The restaurant is also requiring employees to wear masks and is supplying masks for patrons who need them.

Other businesses have elected not to enforce the executive order, which went into effect on June 26.

Cosmo Motors car dealership in Hickory said it would not require customers or employees to wear a mask regardless of what local law enforcement is enforcing, according to a Facebook post from the business.

“If you feel that you are safer wearing a mask please do so,” the post read. “Our employees can wear one if they feel it’s in their best interest.”

The shop has hand sanitizer and soap readily available, but the owner does not believe the face-covering mandate is constitutional.

If law enforcement were to issue a citation to the shop for customers, Cosmo Motors offered to pay any fines or fees.

“It is your right to conduct your life and business with us as you see fit,” the post read.

Fairvalue grocery store in Caldwell County also announced it would not enforce the mask requirement for customers.

The company is encouraging and asking customers and employees to wear masks but it is not required, according to an announcement from the CEO Shawn Yambor.

“We are probably going to upset, hurt, or cause someone to degrade your business on social media because of that decision,” Yambor wrote.

The stores are offering online shopping and curbside pickup to help people trying to lessen exposure to the virus, the announcement said.

“Safety and freedom are both particularly important to me as an owner,” Yambor wrote. “Our policies allow each one of these to exist.”

Meg Locke, owner of Groucho’s Deli, is steadfast in her decision to require masks when people come in to pick up to-go orders at the restaurant.

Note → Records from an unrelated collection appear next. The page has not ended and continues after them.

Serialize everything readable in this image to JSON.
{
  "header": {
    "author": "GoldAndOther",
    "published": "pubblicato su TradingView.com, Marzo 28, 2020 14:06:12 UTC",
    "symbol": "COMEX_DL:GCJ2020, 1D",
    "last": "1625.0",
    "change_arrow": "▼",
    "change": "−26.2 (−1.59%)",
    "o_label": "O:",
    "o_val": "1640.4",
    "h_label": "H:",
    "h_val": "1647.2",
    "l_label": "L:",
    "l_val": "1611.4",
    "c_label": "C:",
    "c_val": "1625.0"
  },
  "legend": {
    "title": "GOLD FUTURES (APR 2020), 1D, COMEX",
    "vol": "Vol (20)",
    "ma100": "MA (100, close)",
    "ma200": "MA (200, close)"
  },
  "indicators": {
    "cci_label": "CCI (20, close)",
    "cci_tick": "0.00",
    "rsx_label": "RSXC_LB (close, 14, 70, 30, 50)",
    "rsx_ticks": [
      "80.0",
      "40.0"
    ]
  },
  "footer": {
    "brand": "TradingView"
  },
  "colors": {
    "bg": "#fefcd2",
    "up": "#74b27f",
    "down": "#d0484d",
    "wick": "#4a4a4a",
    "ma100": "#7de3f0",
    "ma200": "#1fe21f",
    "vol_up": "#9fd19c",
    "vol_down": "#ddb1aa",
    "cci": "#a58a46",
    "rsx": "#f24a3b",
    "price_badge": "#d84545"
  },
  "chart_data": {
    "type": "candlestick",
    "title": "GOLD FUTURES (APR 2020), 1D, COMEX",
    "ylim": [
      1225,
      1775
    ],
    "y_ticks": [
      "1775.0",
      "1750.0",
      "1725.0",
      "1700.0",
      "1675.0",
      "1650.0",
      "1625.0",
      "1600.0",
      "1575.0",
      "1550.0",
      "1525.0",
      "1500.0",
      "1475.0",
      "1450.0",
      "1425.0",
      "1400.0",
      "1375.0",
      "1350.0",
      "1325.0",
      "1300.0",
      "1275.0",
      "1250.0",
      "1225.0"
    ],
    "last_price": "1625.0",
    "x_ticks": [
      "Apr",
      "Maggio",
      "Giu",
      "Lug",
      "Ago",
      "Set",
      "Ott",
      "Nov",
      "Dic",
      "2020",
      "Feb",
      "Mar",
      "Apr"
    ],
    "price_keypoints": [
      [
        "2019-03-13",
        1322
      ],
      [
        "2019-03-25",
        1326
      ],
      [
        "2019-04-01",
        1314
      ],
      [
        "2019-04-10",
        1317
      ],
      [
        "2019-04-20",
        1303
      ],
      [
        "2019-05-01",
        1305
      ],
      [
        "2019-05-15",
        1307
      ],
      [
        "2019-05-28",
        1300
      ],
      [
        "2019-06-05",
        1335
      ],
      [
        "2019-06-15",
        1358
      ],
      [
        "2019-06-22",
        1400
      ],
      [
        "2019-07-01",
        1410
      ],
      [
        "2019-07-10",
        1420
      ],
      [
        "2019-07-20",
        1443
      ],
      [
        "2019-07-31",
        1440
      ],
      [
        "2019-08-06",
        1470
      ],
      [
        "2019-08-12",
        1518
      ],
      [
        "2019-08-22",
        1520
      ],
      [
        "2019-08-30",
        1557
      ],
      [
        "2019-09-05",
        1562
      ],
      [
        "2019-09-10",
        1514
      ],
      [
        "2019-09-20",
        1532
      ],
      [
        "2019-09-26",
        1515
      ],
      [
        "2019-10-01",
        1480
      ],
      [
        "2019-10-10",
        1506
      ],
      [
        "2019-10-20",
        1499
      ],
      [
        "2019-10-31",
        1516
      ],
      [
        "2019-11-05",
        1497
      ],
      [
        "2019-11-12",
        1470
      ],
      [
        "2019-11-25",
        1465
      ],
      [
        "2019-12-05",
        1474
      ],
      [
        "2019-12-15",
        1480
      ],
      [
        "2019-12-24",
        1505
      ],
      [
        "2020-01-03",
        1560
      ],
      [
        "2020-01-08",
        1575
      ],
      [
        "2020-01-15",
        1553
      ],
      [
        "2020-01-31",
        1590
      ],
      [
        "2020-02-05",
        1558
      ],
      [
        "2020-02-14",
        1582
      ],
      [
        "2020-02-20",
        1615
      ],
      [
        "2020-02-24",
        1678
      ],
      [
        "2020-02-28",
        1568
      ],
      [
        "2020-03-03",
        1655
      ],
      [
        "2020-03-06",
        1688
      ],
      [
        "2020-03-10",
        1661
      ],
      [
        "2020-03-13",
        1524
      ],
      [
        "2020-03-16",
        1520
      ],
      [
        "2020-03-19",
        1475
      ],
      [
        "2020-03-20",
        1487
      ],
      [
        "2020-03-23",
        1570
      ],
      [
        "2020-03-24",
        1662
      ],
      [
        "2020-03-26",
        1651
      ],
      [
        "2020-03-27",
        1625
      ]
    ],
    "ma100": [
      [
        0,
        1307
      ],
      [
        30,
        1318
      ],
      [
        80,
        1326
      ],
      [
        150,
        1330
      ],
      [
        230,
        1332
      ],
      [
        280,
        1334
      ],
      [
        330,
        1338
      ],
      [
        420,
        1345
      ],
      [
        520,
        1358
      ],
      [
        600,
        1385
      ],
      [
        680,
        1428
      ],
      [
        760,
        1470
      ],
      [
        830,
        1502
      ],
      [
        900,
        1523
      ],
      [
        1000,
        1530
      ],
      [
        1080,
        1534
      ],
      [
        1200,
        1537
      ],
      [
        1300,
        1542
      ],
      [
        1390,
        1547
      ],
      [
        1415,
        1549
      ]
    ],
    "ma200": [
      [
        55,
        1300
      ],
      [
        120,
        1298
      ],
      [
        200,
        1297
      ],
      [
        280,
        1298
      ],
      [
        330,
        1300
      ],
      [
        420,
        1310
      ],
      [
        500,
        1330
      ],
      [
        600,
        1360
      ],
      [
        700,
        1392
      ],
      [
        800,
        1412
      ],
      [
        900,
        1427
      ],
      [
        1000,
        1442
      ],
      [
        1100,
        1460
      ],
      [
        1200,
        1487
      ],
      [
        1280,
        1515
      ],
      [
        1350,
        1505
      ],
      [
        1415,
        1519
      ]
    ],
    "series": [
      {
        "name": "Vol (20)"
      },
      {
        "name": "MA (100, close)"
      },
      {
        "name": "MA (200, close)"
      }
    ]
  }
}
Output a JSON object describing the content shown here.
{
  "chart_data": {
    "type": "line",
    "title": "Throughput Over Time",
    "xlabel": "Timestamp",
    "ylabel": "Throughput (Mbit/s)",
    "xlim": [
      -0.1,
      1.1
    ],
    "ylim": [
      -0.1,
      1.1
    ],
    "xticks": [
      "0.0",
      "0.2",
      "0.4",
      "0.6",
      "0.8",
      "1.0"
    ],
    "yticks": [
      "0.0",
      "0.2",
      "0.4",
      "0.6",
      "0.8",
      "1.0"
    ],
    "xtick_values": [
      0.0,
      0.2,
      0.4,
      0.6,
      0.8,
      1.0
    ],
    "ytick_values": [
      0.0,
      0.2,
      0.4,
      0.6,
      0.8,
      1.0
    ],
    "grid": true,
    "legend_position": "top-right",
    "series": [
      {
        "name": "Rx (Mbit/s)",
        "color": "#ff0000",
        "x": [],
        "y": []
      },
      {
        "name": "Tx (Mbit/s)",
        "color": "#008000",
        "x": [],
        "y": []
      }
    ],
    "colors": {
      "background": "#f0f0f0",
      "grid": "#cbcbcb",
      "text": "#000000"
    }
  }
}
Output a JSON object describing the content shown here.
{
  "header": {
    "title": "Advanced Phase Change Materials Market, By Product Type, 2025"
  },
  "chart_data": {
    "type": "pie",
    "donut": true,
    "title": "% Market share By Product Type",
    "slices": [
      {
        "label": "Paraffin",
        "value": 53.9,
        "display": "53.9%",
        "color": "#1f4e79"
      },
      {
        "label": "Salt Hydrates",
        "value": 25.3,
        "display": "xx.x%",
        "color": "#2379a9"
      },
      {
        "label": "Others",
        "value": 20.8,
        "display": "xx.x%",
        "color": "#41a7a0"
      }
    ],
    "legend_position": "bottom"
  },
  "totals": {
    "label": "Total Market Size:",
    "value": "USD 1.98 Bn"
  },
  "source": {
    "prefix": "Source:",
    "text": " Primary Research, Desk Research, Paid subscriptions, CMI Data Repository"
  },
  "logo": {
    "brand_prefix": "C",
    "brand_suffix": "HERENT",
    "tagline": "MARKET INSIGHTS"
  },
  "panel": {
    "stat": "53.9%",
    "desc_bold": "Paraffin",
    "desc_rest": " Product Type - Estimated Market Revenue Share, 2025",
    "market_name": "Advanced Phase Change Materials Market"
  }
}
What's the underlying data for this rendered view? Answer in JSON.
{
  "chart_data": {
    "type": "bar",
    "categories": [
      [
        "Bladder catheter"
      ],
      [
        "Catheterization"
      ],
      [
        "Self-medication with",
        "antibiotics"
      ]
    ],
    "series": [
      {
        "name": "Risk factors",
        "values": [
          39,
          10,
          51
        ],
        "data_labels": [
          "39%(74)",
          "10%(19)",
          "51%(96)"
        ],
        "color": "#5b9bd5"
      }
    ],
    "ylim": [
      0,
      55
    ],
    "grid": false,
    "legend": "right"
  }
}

Long before the executive order, employees at Groucho’s had to wear masks and follow strict sanitary rules because of the COVID-19 pandemic, Locke said.

“I believe that public health is a real concern and that’s always been what we’re trying to do in our restaurant, regardless of what law enforcement does,” Locke said.

She disagrees with the sheriff’s decision not to enforce the new mandate. She believes the new executive order should be followed, just as the order to close restaurant dining rooms was followed.

Locke has chosen not to open her dining room yet and is happy to enforce the mask requirement with the number of COVID-19 cases rising each day.

“The numbers are not lying. The increase is not made up,” Locke said. “I just want to do anything to help and I’m going to err on the side of safety.”